The proceedings explore knowledge organization systems and their role in knowledge organization, knowledge sharing, and information searching.

The papers cover a wide range of topics related to knowledge transfer, representation, concepts and conceptualization, social tagging, domain analysis, music classification, fiction genres, museum organization. The papers discuss theoretical issues related to knowledge organization and the design, development and implementation of knowledge organizing systems as well as practical considerations and solutions in the application of knowledge organization theory.
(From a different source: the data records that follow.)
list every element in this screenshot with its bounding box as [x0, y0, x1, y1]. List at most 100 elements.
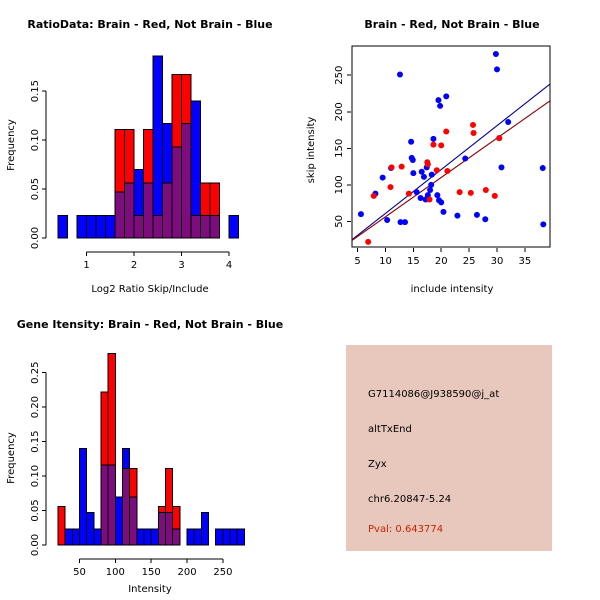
scatter-point	[491, 192, 498, 199]
histogram-bar	[93, 528, 102, 546]
scatter-point	[365, 238, 372, 245]
scatter-point	[420, 173, 427, 180]
gene-histogram-xlabel: Intensity	[128, 584, 172, 595]
gene-histogram-svg: Gene Itensity: Brain - Red, Not Brain - …	[6, 318, 283, 595]
scatter-point	[505, 119, 512, 126]
scatter-point	[482, 186, 489, 193]
y-tick-label: 0.15	[30, 80, 41, 102]
x-tick-label: 20	[435, 256, 448, 267]
histogram-bar-overlap	[209, 214, 220, 239]
scatter-point	[405, 190, 412, 197]
scatter-point	[357, 211, 364, 218]
x-tick-label: 15	[407, 256, 420, 267]
y-tick-label: 0.10	[30, 465, 41, 487]
histogram-bar	[222, 528, 231, 546]
scatter-point	[408, 138, 415, 145]
scatter-axes: 5 10 15 20 25 30 35 50 100 150 200 250	[334, 66, 531, 267]
scatter-point	[417, 195, 424, 202]
histogram-bar	[114, 496, 124, 546]
scatter-title: Brain - Red, Not Brain - Blue	[364, 18, 539, 31]
histogram-bar-overlap	[165, 512, 174, 546]
y-tick-label: 0.00	[30, 534, 41, 556]
ratio-histogram-title: RatioData: Brain - Red, Not Brain - Blue	[27, 18, 272, 31]
histogram-bar	[186, 528, 195, 546]
ratio-histogram-ylabel: Frequency	[6, 119, 17, 171]
ratio-histogram-xlabel: Log2 Ratio Skip/Include	[91, 284, 208, 295]
scatter-point	[379, 174, 386, 181]
scatter-point	[473, 211, 480, 218]
scatter-point	[444, 167, 451, 174]
histogram-bar-overlap	[100, 464, 109, 546]
scatter-point	[438, 142, 445, 149]
scatter-point	[396, 71, 403, 78]
x-tick-label: 25	[463, 256, 476, 267]
histogram-bar	[193, 528, 202, 546]
x-tick-label: 250	[213, 567, 232, 578]
histogram-bar-overlap	[190, 214, 201, 239]
scatter-point	[410, 170, 417, 177]
scatter-point	[540, 221, 547, 228]
y-tick-label: 0.05	[30, 178, 41, 200]
y-tick-label: 150	[334, 139, 345, 158]
histogram-bar-overlap	[129, 496, 138, 546]
histogram-bar	[136, 528, 145, 546]
scatter-point	[492, 51, 499, 58]
x-tick-label: 200	[178, 567, 197, 578]
y-tick-label: 0.15	[30, 430, 41, 452]
pval-text: Pval: 0.643774	[368, 524, 444, 535]
histogram-bar	[79, 448, 88, 546]
x-tick-label: 1	[83, 260, 89, 271]
histogram-bar-overlap	[133, 214, 144, 239]
gene-histogram-axes: 50 100 150 200 250 0.00 0.05 0.10 0.15 0.20 0.25	[30, 362, 232, 578]
scatter-point	[370, 192, 377, 199]
scatter-point	[398, 163, 405, 170]
histogram-bar	[152, 55, 163, 239]
probe-id-text: G7114086@J938590@j_at	[368, 389, 500, 400]
scatter-point	[430, 135, 437, 142]
scatter-point	[438, 199, 445, 206]
histogram-bar	[105, 214, 116, 239]
histogram-bar	[76, 214, 87, 239]
scatter-point	[494, 66, 501, 73]
scatter-point	[539, 165, 546, 172]
scatter-point	[424, 161, 431, 168]
x-tick-label: 5	[354, 256, 360, 267]
gene-histogram-title: Gene Itensity: Brain - Red, Not Brain - …	[17, 318, 283, 331]
histogram-bar	[57, 214, 68, 239]
scatter-point	[443, 128, 450, 135]
histogram-bar	[143, 528, 152, 546]
histogram-bar-overlap	[181, 122, 192, 239]
histogram-bar	[86, 214, 97, 239]
scatter-point	[401, 219, 408, 226]
scatter-fit-lines	[352, 83, 550, 241]
ratio-histogram-svg: RatioData: Brain - Red, Not Brain - Blue…	[6, 18, 273, 295]
histogram-bar-overlap	[122, 467, 131, 546]
ratio-histogram-panel: RatioData: Brain - Red, Not Brain - Blue…	[0, 0, 300, 300]
scatter-point	[433, 167, 440, 174]
scatter-point	[443, 93, 450, 100]
ratio-histogram-axes: 1 2 3 4 0.00 0.05 0.10 0.15	[30, 80, 232, 271]
y-tick-label: 250	[334, 66, 345, 85]
y-tick-label: 0.00	[30, 227, 41, 249]
y-tick-label: 200	[334, 102, 345, 121]
x-tick-label: 10	[379, 256, 392, 267]
gene-symbol-text: Zyx	[368, 459, 387, 470]
scatter-point	[482, 216, 489, 223]
scatter-point	[440, 208, 447, 215]
plot-frame	[351, 45, 551, 248]
scatter-panel: Brain - Red, Not Brain - Blue 5 10 15 20 25 3…	[300, 0, 600, 300]
gene-info-panel: G7114086@J938590@j_at altTxEnd Zyx chr6.…	[300, 300, 600, 600]
scatter-ylabel: skip intensity	[306, 117, 317, 184]
y-tick-label: 0.20	[30, 396, 41, 418]
y-tick-label: 0.05	[30, 499, 41, 521]
histogram-bar-overlap	[124, 182, 135, 239]
histogram-bar	[86, 512, 95, 546]
x-tick-label: 4	[226, 260, 232, 271]
histogram-bar-overlap	[157, 512, 167, 546]
scatter-point	[470, 121, 477, 128]
fit-line	[352, 83, 550, 241]
scatter-frame	[351, 45, 551, 248]
histogram-bar	[200, 512, 210, 546]
y-tick-label: 0.10	[30, 129, 41, 151]
scatter-point	[434, 192, 441, 199]
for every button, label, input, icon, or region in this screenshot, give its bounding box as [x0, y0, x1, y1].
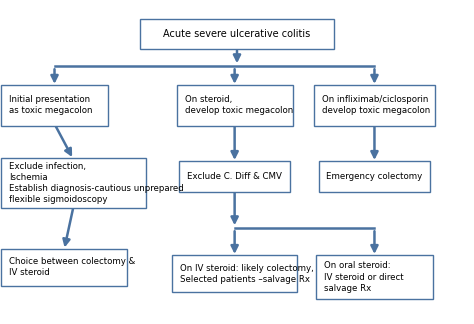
FancyBboxPatch shape: [1, 249, 127, 286]
FancyBboxPatch shape: [317, 255, 432, 299]
Text: Exclude C. Diff & CMV: Exclude C. Diff & CMV: [187, 172, 282, 181]
Text: On infliximab/ciclosporin
develop toxic megacolon: On infliximab/ciclosporin develop toxic …: [322, 95, 430, 115]
FancyBboxPatch shape: [1, 158, 146, 208]
FancyBboxPatch shape: [319, 161, 430, 192]
Text: Emergency colectomy: Emergency colectomy: [326, 172, 423, 181]
FancyBboxPatch shape: [172, 255, 298, 292]
Text: On IV steroid: likely colectomy,
Selected patients –salvage Rx: On IV steroid: likely colectomy, Selecte…: [180, 264, 314, 284]
Text: On oral steroid:
IV steroid or direct
salvage Rx: On oral steroid: IV steroid or direct sa…: [324, 261, 404, 293]
FancyBboxPatch shape: [314, 85, 435, 125]
FancyBboxPatch shape: [176, 85, 292, 125]
Text: Initial presentation
as toxic megacolon: Initial presentation as toxic megacolon: [9, 95, 93, 115]
Text: Choice between colectomy &
IV steroid: Choice between colectomy & IV steroid: [9, 257, 136, 277]
FancyBboxPatch shape: [1, 85, 108, 125]
FancyBboxPatch shape: [179, 161, 290, 192]
Text: Acute severe ulcerative colitis: Acute severe ulcerative colitis: [164, 29, 310, 39]
Text: Exclude infection,
Ischemia
Establish diagnosis-cautious unprepared
flexible sig: Exclude infection, Ischemia Establish di…: [9, 162, 184, 204]
Text: On steroid,
develop toxic megacolon: On steroid, develop toxic megacolon: [185, 95, 293, 115]
FancyBboxPatch shape: [140, 18, 334, 49]
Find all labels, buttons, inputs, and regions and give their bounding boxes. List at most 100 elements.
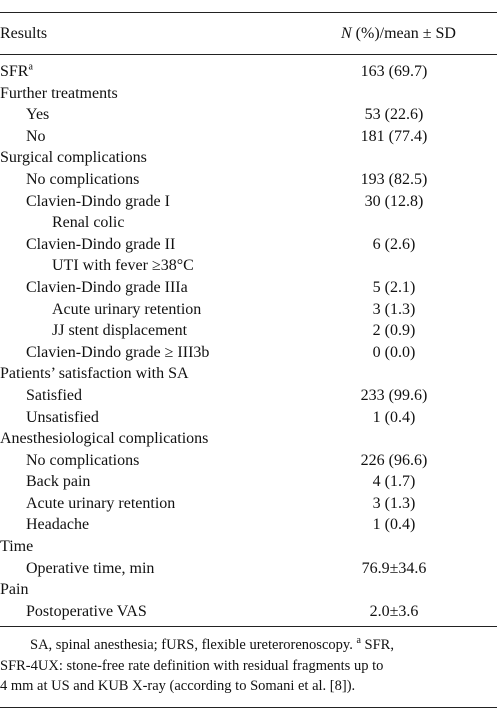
header-rule <box>0 54 497 55</box>
header-results: Results <box>0 25 48 42</box>
row-label-text: Time <box>0 538 34 556</box>
table-row: Acute urinary retention 3 (1.3) <box>0 493 497 515</box>
row-value: 53 (22.6) <box>364 106 424 124</box>
table-row: Pain <box>0 579 497 601</box>
table-row: Clavien-Dindo grade II 6 (2.6) <box>0 234 497 256</box>
header-stat: N (%)/mean ± SD <box>341 24 456 44</box>
row-label-text: Headache <box>26 516 90 534</box>
table-row: Clavien-Dindo grade IIIa 5 (2.1) <box>0 277 497 299</box>
row-label: Surgical complications <box>0 147 147 169</box>
row-value: 0 (0.0) <box>372 343 416 361</box>
table-row: Back pain 4 (1.7) <box>0 471 497 493</box>
footnote-line-1-text: SA, spinal anesthesia; fURS, flexible ur… <box>30 637 357 653</box>
row-label: Clavien-Dindo grade IIIa <box>26 277 188 299</box>
table-row: No 181 (77.4) <box>0 126 497 148</box>
table-row: Yes 53 (22.6) <box>0 104 497 126</box>
table-row: UTI with fever ≥38°C <box>0 255 497 277</box>
row-label-text: Acute urinary retention <box>52 300 202 318</box>
table-row: Renal colic <box>0 212 497 234</box>
footnote-line-3: 4 mm at US and KUB X-ray (according to S… <box>0 678 356 694</box>
row-label-text: Patients’ satisfaction with SA <box>0 365 189 383</box>
row-value: 1 (0.4) <box>372 516 416 534</box>
row-value: 3 (1.3) <box>372 494 416 512</box>
row-value: 233 (99.6) <box>360 386 428 404</box>
row-value: 193 (82.5) <box>360 170 428 188</box>
row-label-text: Operative time, min <box>26 559 155 577</box>
row-label-text: No complications <box>26 170 140 188</box>
row-label: Clavien-Dindo grade I <box>26 191 170 213</box>
row-label-text: Pain <box>0 581 29 599</box>
table-row: Clavien-Dindo grade ≥ III3b 0 (0.0) <box>0 342 497 364</box>
row-label: No <box>26 126 46 148</box>
row-label: Unsatisfied <box>26 407 99 429</box>
footnote-line-1: SA, spinal anesthesia; fURS, flexible ur… <box>0 635 497 656</box>
footnote-sup: a <box>356 635 361 647</box>
table-row: No complications 226 (96.6) <box>0 450 497 472</box>
row-value: 6 (2.6) <box>372 235 416 253</box>
row-label: JJ stent displacement <box>52 320 187 342</box>
row-label: Headache <box>26 514 89 536</box>
row-label-text: JJ stent displacement <box>52 322 188 340</box>
top-rule <box>0 12 497 14</box>
row-label: No complications <box>26 450 139 472</box>
row-label-text: Clavien-Dindo grade I <box>26 192 170 210</box>
row-value: 226 (96.6) <box>360 451 428 469</box>
table-row: Time <box>0 536 497 558</box>
row-value: 1 (0.4) <box>372 408 416 426</box>
row-label-text: Satisfied <box>26 386 82 404</box>
row-label: Postoperative VAS <box>26 601 147 623</box>
row-label: Yes <box>26 104 49 126</box>
table-row: Postoperative VAS 2.0±3.6 <box>0 601 497 623</box>
row-label-text: Further treatments <box>0 84 118 102</box>
row-value: 30 (12.8) <box>364 192 424 210</box>
row-label-text: Yes <box>26 106 50 124</box>
footnote-line-1-tail: SFR, <box>360 637 394 653</box>
row-label-text: No <box>26 127 46 145</box>
table-row: JJ stent displacement 2 (0.9) <box>0 320 497 342</box>
table-row: Anesthesiological complications <box>0 428 497 450</box>
table-footnote: SA, spinal anesthesia; fURS, flexible ur… <box>0 635 497 697</box>
row-value: 3 (1.3) <box>372 300 416 318</box>
table-row: Clavien-Dindo grade I 30 (12.8) <box>0 191 497 213</box>
footnote-line-2: SFR-4UX: stone-free rate definition with… <box>0 657 384 674</box>
row-label: Operative time, min <box>26 558 154 580</box>
row-label: Time <box>0 536 33 558</box>
row-label: Satisfied <box>26 385 82 407</box>
table-row: Patients’ satisfaction with SA <box>0 363 497 385</box>
row-value: 181 (77.4) <box>360 127 428 145</box>
row-label-text: Acute urinary retention <box>26 494 176 512</box>
row-label-text: UTI with fever ≥38°C <box>52 257 194 275</box>
row-value: 4 (1.7) <box>372 473 416 491</box>
table-row: Acute urinary retention 3 (1.3) <box>0 299 497 321</box>
row-value: 163 (69.7) <box>360 63 428 80</box>
row-value: 2 (0.9) <box>372 322 416 340</box>
row-value: 2.0±3.6 <box>369 602 419 620</box>
row-value: 5 (2.1) <box>372 278 416 296</box>
table-row: Headache 1 (0.4) <box>0 514 497 536</box>
row-label-text: Renal colic <box>52 214 125 232</box>
row-label-text: Surgical complications <box>0 149 147 167</box>
row-label: Pain <box>0 579 28 601</box>
bottom-rule <box>0 707 497 709</box>
body-bottom-rule <box>0 626 497 627</box>
table-row: Further treatments <box>0 83 497 105</box>
table-row: Operative time, min 76.9±34.6 <box>0 558 497 580</box>
row-label-text: Back pain <box>26 473 91 491</box>
table-row: Surgical complications <box>0 147 497 169</box>
row-label-text: Clavien-Dindo grade II <box>26 235 176 253</box>
header-n-italic: N <box>341 25 352 42</box>
row-label: SFRa <box>0 61 33 83</box>
row-label: Clavien-Dindo grade ≥ III3b <box>26 342 209 364</box>
row-label: Further treatments <box>0 83 118 105</box>
row-label: Renal colic <box>52 212 124 234</box>
row-label: No complications <box>26 169 139 191</box>
row-label: Acute urinary retention <box>26 493 175 515</box>
row-label-text: No complications <box>26 451 140 469</box>
row-label: UTI with fever ≥38°C <box>52 255 194 277</box>
table-header: Results N (%)/mean ± SD <box>0 12 497 54</box>
row-label: Back pain <box>26 471 90 493</box>
table-body: SFRa 163 (69.7) Further treatments Yes 53 (2… <box>0 61 497 622</box>
row-label: Clavien-Dindo grade II <box>26 234 175 256</box>
row-label: Anesthesiological complications <box>0 428 208 450</box>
Covered is a range of knowledge organization systems from classification systems, thesauri, metadata schemas to ontologies and taxonomies.

Zusammenfassung

Der Tagungsband untersucht Wissensorganisationssysteme und ihre Rolle bei der Wissensorganisation, dem Wissensaustausch und der Informationssuche. Die Beiträge decken ein breites Spektrum von Themen ab, die mit Wissenstransfer, Repräsentation, Konzeptualisierung, Social Tagging, Domänenanalyse, Musikklassifizierung, Fiktionsgenres und Museumsorganisation zu tun haben. In den Beiträgen werden theoretische Fragen der Wissensorganisation und des Designs, der Entwicklung und Implementierung von Systemen zur Wissensorganisation sowie praktische Überlegungen und Lösungen bei der Anwendung der Theorie der Wissensorganisation diskutiert. Es wird eine Reihe von Wissensorganisationssystemen behandelt, von Klassifikationssystemen, Thesauri, Metadatenschemata bis hin zu Ontologien und Taxonomien.